Unlike the EC, the NCA has so far always fined both market participants, including retailers.  This is because the agreement is seen as a contractual relationship which the parties enter into voluntarily.  However, the NCA disregards the negligible or even non-existent bargaining power of the retailer in relation to the manufacturer or importer, as well as the consequences for the retailer in case of non-cooperation.

Changes Afoot

However, there has been a noticeable shift in the NCA’s approach to RPM.  Namely, after the “famous” case against more than 170 market participants on the baby care products retail market, the NCA suspended further proceedings against most retailers, stating the following:

“The NCA took into account the fact that the parties against which the investigation is being suspended, due to their size, importance in the role of the buyer, market and financial strength, individually did not have adequate bargaining power, and thus the ability to influence contractual provisions.  Therefore, they were only able to completely abandon the cooperation with the company Keprom or to accept the content of the disputed contractual provisions“.

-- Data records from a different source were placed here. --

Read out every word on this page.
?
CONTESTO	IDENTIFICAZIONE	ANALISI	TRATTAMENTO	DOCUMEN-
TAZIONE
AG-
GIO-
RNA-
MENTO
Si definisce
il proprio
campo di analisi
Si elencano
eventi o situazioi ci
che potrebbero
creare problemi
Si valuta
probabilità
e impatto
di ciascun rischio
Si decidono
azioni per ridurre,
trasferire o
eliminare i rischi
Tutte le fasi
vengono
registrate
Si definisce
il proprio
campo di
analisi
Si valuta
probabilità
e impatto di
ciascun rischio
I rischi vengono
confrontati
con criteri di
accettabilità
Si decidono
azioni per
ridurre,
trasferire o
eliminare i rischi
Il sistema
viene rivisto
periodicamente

An approach that accounts for the bargaining power of the retailer can be gratifying, but it requires consistent implementation by the NCA going forward.  This approach was abandoned in the recent case where, in addition to the general importer of Audi vehicles, proceedings were initiated against other dealers (retailers) whose bargaining power was questionable at the time the contract was concluded.  That said, the case is in its infancy and the option to suspend the procedure remains available.

Finally, it remains to be seen whether the NCA will continue to concentrate its resources on fining retailers or shift to more serious competition infringements such as: (i) abuses of a dominant position, (ii) tacit cartels between market participants with significant market shares, and (iii) restrictive agreements which limit and control production, markets, technical development or investments.